Finishing Pop-Up Protection the Right Way
Once you set the desktop option to “Don’t allow sites to send pop-ups or use redirects,” or turn the Android toggle off, the blocker runs automatically in the background. The only risk is adding too many exceptions — each allowed site can send pop-ups freely, so keep the allowed list short. A site that misbehaves once might do it again, and removing an exception is easier than chasing a pop-up from a site you have since forgotten about.

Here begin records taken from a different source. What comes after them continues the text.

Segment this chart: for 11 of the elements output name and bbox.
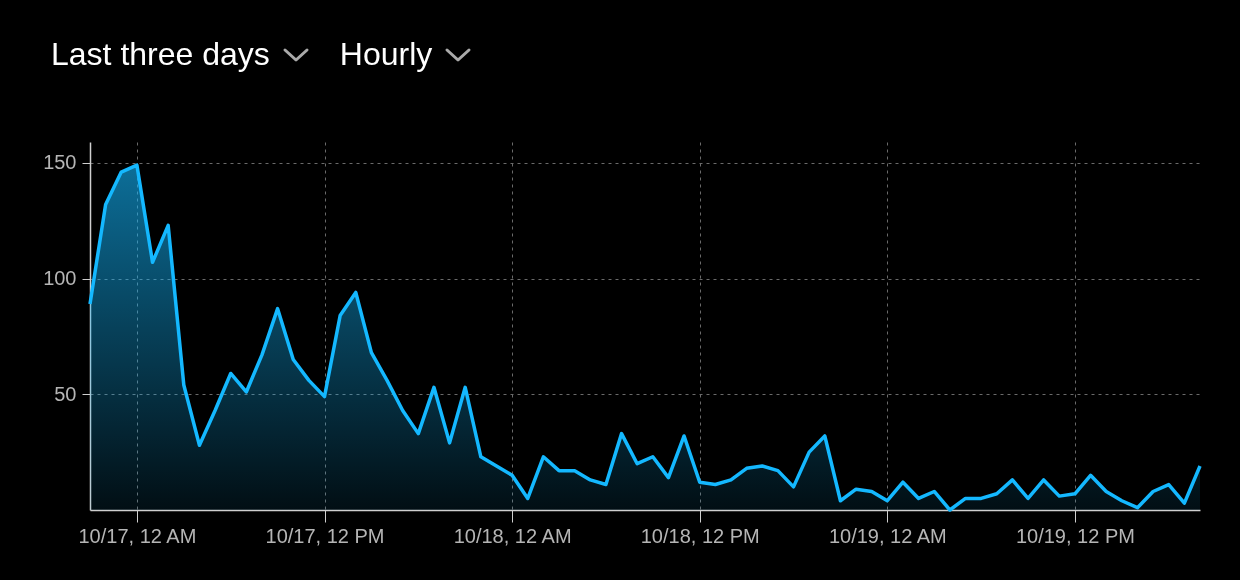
x-tick-label: 10/19, 12 AM [828, 524, 947, 547]
y-tick-label: 100 [43, 267, 77, 290]
x-tick-label: 10/17, 12 PM [265, 524, 385, 547]
x-tick-label: 10/18, 12 AM [453, 524, 572, 547]
x-tick-label: 10/19, 12 PM [1015, 524, 1135, 547]
y-tick-label: 150 [43, 151, 77, 174]
y-tick-label: 50 [54, 382, 77, 405]
x-tick-label: 10/18, 12 PM [640, 524, 760, 547]
x-tick-label: 10/17, 12 AM [78, 524, 197, 547]
chart-subtitle: Hourly [339, 36, 433, 73]
chart-title: Last three days [51, 36, 270, 73]
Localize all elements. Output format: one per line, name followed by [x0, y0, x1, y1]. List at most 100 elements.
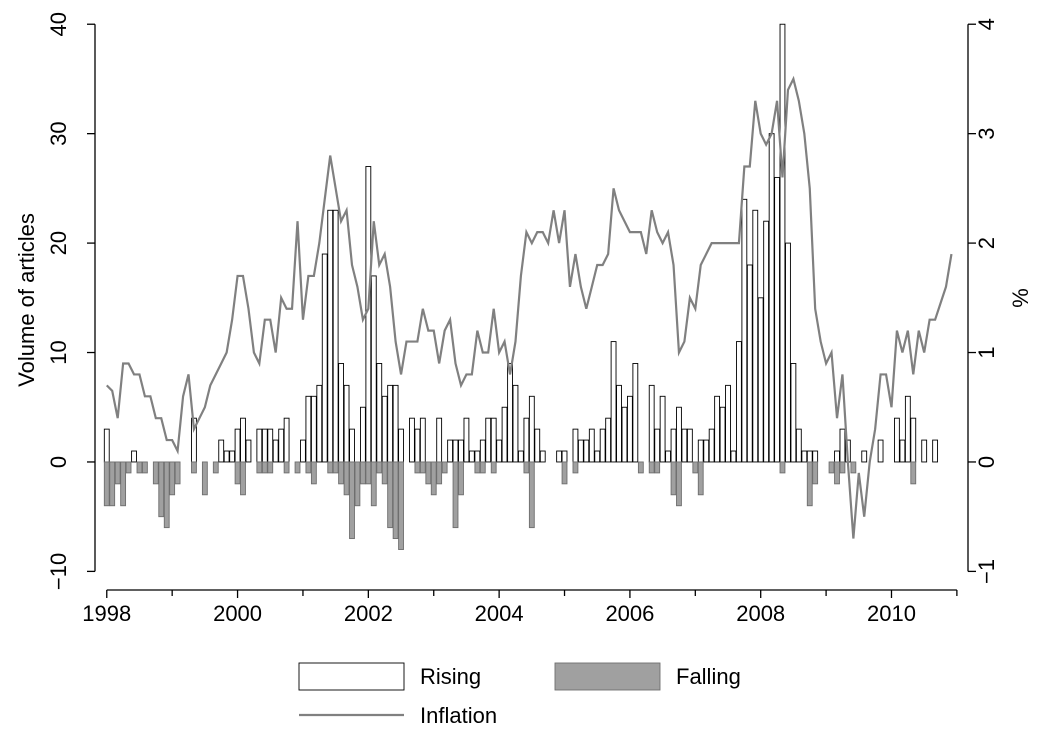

| Checklist Item | Where to Check | Typical Mistake to Avoid |
|---|---|---|
| Default behavior set to block | Settings → Privacy and security → Site settings → Pop-ups and redirects | Leaving it on “Allow” and wondering why pop-ups show up |
| Android toggle is off | Chrome menu → Settings → Site settings → Pop-ups and redirects | Assuming “off” means disabled; off means blocking is active |
| Exception list is short | Under “Allowed to send pop-ups and use redirects” on desktop, or “Allow exceptions” on Android | Adding every site that asks, then getting pop-ups from those sites |
| Address-bar icon is visible | Appears in the address bar when a pop-up is blocked | Missing it because you did not look for the small X icon |
| Suspicious extensions removed | Chrome menu → Extensions → Manage extensions | Assuming pop-ups are always Chrome’s fault when an extension may cause them |
| Browser is up to date | Chrome menu → Help → About Google Chrome | Ignoring updates that may include security fixes for pop-up vectors |
One pass through these checks and the blocker is set for good. If a legitimate site ever fails to load a pop-up you need, use the address-bar icon to allow it — you will see exactly which site is asking, and you will know whether to trust it before you click.
References & Sources
- Google Chrome Help. “Block or allow pop-ups in Chrome – Computer.” Official desktop instructions with the current settings path and exception management.
- Google Chrome Help. “Block or allow pop-ups in Chrome – Android.” Official Android instructions showing the toggle-off-to-block behavior.